For many first-time homebuyers, the biggest challenge to homeownership is the large chunk of change needed to put down on a mortgage. This is commonly referred to as a down payment.
Depending on the loan program you choose, a lender could require you to put down as little as 3% or as much as 10%. Considering the average home sales price in Q2 of 2022 in the United States is $440,000, according to the St. Louis Federal Reserve Bank, that means a borrower could shell out between $13,200 to $44,000 just for the down payment.
That’s not all either. There is almost always closing costs associated with any loan when buying a home.
This can make homeownership challenging and, in many cases, unrealistic for first-time homebuyers. However, there are a few programs and measures you can take advantage of to help offset this cost to get into your first home.
Down Payment Assistance Programs
It’s no secret for many towns and cities. More homeowners equal more property tax dollars that come in every year. In an effort to get more people into homeownership, many cities, counties and state housing agencies now offer down payment assistance.
Each program is different and will offer the homebuyer varying amounts of assistance. In some instances, the agency can cover 100% of the down payment. Other agencies might cover the closing cost of a loan. The main thing is assistance is out there for those who need it.
Many of these programs are limited to low to moderate income families or require you to live in a certain area. Check the program guidelines before applying to make sure it meets your purchasing goals.
In exchange for the assistance, the programs will require the borrower to stay in the home for a specified amount of time. If you sell or refinance before that time period is up, you could be required to pay it all back.
Some programs serve as a loan that is paid back over a 5-to-10-year period and includes interest. These figures should be considered when budgeting for your home purchase.
Gift funds have become increasingly popular for first-time homebuyers. Each lender will have their own requirements on who is allowed to give gift funds, but generally they can only come from family members.
It must be an actual gift too. This means the individual giving the gift cannot require you to pay the funds back in anyway. Check with your lender on the guidelines for gift funds. Although the person giving the gift may want to pay the entire down payment, a certain percentage of the funds to close must come from the borrower.
While many borrowers do not have funds for a down payment sitting readily available in their bank account, many do have large amounts of cash in their 401K retirement plans.
There are two ways borrowers can access the funds from their retirement plans, take a withdrawal or take out a loan.

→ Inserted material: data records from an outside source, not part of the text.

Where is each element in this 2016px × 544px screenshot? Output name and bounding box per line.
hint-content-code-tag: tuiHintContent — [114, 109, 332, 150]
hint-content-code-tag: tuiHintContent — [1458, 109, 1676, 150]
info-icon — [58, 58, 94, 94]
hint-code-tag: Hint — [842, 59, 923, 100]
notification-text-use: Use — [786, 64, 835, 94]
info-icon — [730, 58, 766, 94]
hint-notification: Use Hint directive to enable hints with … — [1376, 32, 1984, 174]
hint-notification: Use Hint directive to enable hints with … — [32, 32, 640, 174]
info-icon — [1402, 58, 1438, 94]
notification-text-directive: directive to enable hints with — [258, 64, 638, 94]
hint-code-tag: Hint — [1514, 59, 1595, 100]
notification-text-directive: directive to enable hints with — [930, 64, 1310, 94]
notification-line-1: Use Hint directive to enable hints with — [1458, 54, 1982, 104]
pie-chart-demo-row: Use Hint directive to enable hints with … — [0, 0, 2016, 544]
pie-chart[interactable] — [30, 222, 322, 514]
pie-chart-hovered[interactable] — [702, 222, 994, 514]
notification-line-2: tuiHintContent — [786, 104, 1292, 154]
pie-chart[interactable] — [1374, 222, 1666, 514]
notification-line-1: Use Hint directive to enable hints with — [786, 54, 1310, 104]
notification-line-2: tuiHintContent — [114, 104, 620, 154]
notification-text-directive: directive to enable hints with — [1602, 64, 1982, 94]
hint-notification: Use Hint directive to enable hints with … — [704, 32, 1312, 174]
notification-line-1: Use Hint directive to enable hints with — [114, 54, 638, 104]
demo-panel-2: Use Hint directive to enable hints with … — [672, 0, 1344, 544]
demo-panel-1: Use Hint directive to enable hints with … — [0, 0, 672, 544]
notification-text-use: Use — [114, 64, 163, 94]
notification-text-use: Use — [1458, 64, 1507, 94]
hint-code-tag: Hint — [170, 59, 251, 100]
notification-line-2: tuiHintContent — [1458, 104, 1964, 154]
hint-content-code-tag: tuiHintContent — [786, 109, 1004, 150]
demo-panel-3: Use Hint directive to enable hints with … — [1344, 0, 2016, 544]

The withdrawal will come with a hefty penalty in most cases. Each retirement plan is different, but the standard early withdrawal penalty is 10%. On top that, you will have to pay taxes on the money you withdraw depending on your tax bracket. It is highly advised that you talk with a financial adviser to figure out the long-term impacts of a withdrawal.
A more popular option is a 401K loan. In this situation, individuals can borrow the money needed to cover the down payment and pay it back, to their own 401K account, plus interest. This is an attractive option for many as you are paying yourself back more money than you borrowed.
In either case, the money withdrawn will lose out on potential earnings over time, so the seek the advice of your retirement or financial planner.
Sell Your Stuff
Many people have stuff laying around the house they no longer want or need anymore. Consider selling your old clothes, sporting equipment or furniture in a yard sale.
You could also sell an old car that does not get much use anymore. This can be excellent way to make a large portion of your down-payment.
If you have quite a bit of stocks or bonds, consider selling them in order to come up with funds needed to buy home.
While not all options are attractive when coming up with a down payment, remember homeownership is an investment that hopefully overtime will increase your net worth. There are expenses that go into homeownership including unforeseen ones, however, most homeowners will still be on solid financial footing when the time comes to sell their property.